London Bridge, quand l’âme de Londres se vend à l’Amérique
Une ville sans pont n’est pas une vraie ville
Mais revenons en Angleterre. À Londres, un certain Ivan F. Lucking proposa à la ville de lancer une campagne pour tenter de vendre le London Bridge. L’idée de cet homme était simple. Il pensa vraisemblablement que dans ce pays sans histoire que sont les Etats-Unis, il y aurait bien un riche excentrique pour acheter un aussi vieux pont. Aussi fut-il décidé, non pas de fixer un prix, mais de le mettre aux enchères. Le calcul était juste. McCulloch le milliardaire recherchait en effet un pont afin de franchir un canal qui restait à creuser afin d’améliorer l’écoulement des eaux dans le lac Havasu. Le London Bridge ne pouvait que l’intéresser. Avec son compère urbaniste Wood, ils évaluèrent alors le coût du démantèlement, du transport et de la reconstruction du London Bridge, à 1,2 million de dollars. Imaginant que ses concurrents feraient de même, ils ajoutèrent la somme de 1 000 dollars pour chaque année de vie de McCulloch. Et c’est ainsi que le milliardaire se présenta aux enchères avec une offre à environ 2,5 millions de dollars. Avant même que l’offre ne soit acceptée, un journal anglais titra : "Le pont de Londres tombe aux mains des Apaches. " Bien évidemment, l’offre de McCulloch fut retenue. En raison de son nom – très écossais – ou bien parce qu’il était le seul homme en lice ?
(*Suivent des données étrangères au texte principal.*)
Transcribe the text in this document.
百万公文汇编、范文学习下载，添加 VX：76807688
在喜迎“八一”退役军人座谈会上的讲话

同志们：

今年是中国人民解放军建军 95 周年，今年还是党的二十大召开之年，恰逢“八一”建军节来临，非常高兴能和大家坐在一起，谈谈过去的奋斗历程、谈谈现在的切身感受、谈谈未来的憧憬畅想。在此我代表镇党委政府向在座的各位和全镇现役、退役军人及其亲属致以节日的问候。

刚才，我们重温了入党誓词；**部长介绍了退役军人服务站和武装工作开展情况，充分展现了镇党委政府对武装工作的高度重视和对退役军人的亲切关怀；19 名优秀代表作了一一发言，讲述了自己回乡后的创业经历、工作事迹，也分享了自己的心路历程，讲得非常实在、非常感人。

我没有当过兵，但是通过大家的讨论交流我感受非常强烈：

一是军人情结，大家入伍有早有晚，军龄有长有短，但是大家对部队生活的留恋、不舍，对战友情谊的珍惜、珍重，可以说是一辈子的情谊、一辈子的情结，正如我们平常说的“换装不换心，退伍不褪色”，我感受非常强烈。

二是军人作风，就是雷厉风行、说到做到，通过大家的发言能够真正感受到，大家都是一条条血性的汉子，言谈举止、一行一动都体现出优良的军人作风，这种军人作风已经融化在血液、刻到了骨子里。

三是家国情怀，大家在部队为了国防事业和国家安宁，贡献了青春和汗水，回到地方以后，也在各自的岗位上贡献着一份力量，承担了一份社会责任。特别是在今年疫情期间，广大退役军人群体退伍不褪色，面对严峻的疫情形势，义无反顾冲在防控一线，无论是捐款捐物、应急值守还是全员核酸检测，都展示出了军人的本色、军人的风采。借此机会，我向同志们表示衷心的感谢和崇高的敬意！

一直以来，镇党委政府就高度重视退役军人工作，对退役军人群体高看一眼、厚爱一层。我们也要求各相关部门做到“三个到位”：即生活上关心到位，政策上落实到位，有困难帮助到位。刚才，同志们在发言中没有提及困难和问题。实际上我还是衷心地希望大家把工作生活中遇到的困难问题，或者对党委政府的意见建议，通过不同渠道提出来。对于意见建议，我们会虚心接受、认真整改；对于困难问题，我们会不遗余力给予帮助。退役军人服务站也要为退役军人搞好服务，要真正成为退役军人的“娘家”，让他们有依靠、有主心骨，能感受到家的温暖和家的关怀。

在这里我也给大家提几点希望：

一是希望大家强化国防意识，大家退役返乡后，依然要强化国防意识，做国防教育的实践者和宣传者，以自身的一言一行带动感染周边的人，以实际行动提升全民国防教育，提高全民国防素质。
Toujours est-il qu’il fallut trois ans pour démanteler, transporter et reconstruire le pont dans le désert. La tâche fut néanmoins laborieuse et difficile. L’opération, supervisée par un ingénieur civil britannique, Robert Beresfort, fut menée à bien en trois ans. Une nouvelle structure en béton armé fut édifiée sur laquelle furent tout simplement plaqués les blocs de granit. Cette seule opération demanda tout de même un an et demi de travail. Bref, en 1971, le pont était inauguré, pour la deuxième fois de sa vie, au-dessus du canal tout neuf, creusé dans les sables du désert texan. Ce transfert du pont de Londres fut une opération ingénieuse qui permit aux habitants de ce bout terre surchauffé de s’approprier un peu d’une histoire qui, à défaut d’être la leur, était celle de leurs ancêtres. Et McCulloch d’avoir fait une bonne opération : il avait dans sa bonne ville de Lake Havasu l’un des plus fameux édifices de la capitale Britannique. On appelle aussi cela : le rêve américain.